While Taiwanese buyers bought some cargoes from the US at the beginning of the week at higher prices, they have made no bookings from Japan as the gap between ex-US and Japanese offers has widened once again. It is observed that Taiwanese buyers are showing some resistance to higher price levels, not accepting Japanese offers in particular. Deals for ex-US HMS I/II 80:20 scrap in containers to Taiwan were closed at $440/mt CFR, up from the $430-435/mt from the levels in transactions last week. Currently, offers from the US for the same grade are in the range of $440-445/mt CFR. Offers from Japan to Taiwan for H1/2 50:50 scrap by bulk have moved up from $480-485/mt CFR to $490-500/mt CFR.
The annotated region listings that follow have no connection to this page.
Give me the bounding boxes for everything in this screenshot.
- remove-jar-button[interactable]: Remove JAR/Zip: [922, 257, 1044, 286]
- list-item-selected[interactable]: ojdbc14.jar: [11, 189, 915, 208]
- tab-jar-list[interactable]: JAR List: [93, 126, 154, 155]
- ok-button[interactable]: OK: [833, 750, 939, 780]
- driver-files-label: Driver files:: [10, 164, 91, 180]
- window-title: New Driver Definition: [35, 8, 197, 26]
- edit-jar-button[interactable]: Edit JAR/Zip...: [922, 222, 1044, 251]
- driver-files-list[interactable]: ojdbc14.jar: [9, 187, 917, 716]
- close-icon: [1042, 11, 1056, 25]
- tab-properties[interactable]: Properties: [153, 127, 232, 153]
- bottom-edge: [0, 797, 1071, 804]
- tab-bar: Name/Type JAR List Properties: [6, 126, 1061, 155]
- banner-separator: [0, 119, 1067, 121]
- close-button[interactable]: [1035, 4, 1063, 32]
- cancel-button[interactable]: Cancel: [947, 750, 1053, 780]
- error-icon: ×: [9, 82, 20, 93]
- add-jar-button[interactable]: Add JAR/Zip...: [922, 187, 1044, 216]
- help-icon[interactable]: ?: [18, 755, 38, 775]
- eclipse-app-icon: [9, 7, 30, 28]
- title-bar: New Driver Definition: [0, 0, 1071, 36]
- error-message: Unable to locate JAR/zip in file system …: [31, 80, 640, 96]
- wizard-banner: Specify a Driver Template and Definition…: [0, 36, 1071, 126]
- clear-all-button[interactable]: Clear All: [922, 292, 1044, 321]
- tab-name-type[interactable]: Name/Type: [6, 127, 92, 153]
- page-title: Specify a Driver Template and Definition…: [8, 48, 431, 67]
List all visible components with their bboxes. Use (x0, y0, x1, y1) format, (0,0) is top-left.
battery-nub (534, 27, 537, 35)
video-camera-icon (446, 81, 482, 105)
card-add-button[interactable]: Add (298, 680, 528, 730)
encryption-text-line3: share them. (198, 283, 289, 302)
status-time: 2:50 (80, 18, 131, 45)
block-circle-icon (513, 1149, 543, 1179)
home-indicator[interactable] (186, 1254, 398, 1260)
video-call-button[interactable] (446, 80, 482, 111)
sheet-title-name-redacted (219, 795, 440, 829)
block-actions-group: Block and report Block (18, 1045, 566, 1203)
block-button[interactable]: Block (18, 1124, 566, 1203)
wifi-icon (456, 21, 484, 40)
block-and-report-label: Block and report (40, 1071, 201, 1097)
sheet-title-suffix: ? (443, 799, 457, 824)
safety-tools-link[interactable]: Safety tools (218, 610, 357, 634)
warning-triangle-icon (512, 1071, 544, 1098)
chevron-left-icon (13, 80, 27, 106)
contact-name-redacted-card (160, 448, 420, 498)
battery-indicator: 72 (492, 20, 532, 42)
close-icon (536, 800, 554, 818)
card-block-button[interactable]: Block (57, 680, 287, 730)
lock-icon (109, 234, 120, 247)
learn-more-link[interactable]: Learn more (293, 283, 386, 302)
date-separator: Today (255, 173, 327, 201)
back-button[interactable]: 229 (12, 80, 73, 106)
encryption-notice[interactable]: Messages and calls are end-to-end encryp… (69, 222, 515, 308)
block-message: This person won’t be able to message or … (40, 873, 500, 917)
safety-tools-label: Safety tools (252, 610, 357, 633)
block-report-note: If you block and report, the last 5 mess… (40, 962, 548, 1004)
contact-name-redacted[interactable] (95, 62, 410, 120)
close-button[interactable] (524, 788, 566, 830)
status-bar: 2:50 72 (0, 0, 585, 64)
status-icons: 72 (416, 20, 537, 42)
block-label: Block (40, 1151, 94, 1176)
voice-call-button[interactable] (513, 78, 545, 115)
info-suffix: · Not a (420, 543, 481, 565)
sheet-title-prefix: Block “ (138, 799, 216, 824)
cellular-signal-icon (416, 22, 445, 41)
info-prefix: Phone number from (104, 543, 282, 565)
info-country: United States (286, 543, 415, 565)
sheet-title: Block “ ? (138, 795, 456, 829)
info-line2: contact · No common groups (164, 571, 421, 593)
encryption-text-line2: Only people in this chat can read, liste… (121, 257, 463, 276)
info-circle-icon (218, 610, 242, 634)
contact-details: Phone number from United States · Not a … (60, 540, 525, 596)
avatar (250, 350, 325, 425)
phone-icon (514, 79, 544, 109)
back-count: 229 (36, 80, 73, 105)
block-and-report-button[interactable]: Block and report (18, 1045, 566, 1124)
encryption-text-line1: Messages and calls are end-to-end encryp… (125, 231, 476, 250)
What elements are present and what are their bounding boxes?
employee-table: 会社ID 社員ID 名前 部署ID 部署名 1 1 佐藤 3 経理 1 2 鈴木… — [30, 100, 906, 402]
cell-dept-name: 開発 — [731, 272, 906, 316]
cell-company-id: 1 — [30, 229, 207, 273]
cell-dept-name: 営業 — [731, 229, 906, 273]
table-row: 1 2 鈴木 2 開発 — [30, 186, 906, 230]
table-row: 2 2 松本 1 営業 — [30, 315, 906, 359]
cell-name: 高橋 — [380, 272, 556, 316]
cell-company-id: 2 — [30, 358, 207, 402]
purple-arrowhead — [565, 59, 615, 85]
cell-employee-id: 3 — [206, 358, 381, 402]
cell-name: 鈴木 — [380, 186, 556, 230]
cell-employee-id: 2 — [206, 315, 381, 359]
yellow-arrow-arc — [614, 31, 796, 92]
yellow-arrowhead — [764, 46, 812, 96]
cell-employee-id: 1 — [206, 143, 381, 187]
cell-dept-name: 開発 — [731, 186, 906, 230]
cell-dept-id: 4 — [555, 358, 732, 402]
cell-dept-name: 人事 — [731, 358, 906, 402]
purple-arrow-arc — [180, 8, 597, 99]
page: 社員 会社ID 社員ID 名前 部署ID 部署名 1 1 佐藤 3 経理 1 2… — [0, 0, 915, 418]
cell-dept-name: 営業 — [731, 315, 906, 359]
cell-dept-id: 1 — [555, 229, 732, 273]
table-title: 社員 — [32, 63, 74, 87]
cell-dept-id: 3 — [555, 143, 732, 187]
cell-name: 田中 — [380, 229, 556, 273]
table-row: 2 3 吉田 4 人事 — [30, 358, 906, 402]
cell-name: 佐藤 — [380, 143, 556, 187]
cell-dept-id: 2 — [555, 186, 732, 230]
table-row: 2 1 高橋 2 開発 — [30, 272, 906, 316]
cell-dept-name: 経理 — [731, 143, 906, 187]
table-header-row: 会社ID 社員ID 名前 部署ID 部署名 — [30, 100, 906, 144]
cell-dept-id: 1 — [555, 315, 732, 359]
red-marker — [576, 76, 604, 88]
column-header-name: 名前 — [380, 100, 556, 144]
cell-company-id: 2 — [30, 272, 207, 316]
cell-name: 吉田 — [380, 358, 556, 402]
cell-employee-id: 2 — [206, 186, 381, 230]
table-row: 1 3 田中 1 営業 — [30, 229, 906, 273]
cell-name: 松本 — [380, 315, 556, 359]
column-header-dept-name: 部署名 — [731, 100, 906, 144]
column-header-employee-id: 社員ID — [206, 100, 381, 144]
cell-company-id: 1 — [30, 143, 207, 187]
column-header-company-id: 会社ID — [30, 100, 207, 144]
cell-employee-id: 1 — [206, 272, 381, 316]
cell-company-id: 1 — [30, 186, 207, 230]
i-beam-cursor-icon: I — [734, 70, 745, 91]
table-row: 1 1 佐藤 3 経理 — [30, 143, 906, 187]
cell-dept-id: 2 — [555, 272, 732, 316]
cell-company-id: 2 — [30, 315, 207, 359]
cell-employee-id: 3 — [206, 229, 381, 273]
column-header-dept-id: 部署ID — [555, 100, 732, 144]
With scrap prices having recovered as of the beginning of this week, there are some new bookings done in Vietnam from various destinations at higher price levels. Vietnamese producers have accepted the levels of $500/mt CFR for ex-Japan H2 scrap, with the price moving up from the range of $485-490/mt CFR since last week as a workable level. Some H1/2 50:50 scrap from Hong Kong has been sold to Vietnam at $490/mt CFR today, January 14. Meanwhile, ex-US HMS I/II 80:20 scrap offers are at $520-530/mt CFR Vietnam.

With buying activity having accelerated lately in Turkey, global scrap suppliers have continued to voice higher prices in offers to the Asian markets, in particular, to Pakistan. However, Pakistani customers have continued just to book material for their urgent needs, being unsure of the future price trend in the global market. On balance, by the end of the current week the shredded 211 scrap of European origin is available at $555/mt CFR Qasim, while ex-US shredded scrap is offered at $550/mt CFR Qasim. Ex-UAE HMS scrap is still possible to buy at $520/mt CFR Qasim, according to sources.

Given the bullish sentiments mounting among global scrap suppliers following bookings done to Turkey at higher prices, Bangladeshi scrap importers have resumed active negotiations. Moreover, most customers have opted to renew their positions now, having concerns that prices will move up further. Overall, scrap offer prices are around $10-15/mt higher than levels in deals two weeks ago. This week, a cargo for ex-Brazil HMS I/II 80:20 scrap has changed hands at $518/mt CFR Chittagong. Offers for ex-Japan H2 scrap have been heard at $530/mt CFR, with no trading heard so far.

Given the temporary withdrawal of offers from Brazilian suppliers due to heavy rainfall in Brazil and the consequent disruption of iron ore mining and pig iron production, major global basic pig iron (BPI) producers have become more cautious in offerings. Rare bookings of ex-Ukraine and ex-Russia BPI have been done to Turkey and South Korea this week, with suppliers seeking to obtain higher prices in coming deals. SteelOrbis’ assessment for ex-CIS BPI prices has increased to $500-510/mt FOB Black Sea, compared to $490-500/mt FOB Black Sea levels in bookings a week ago.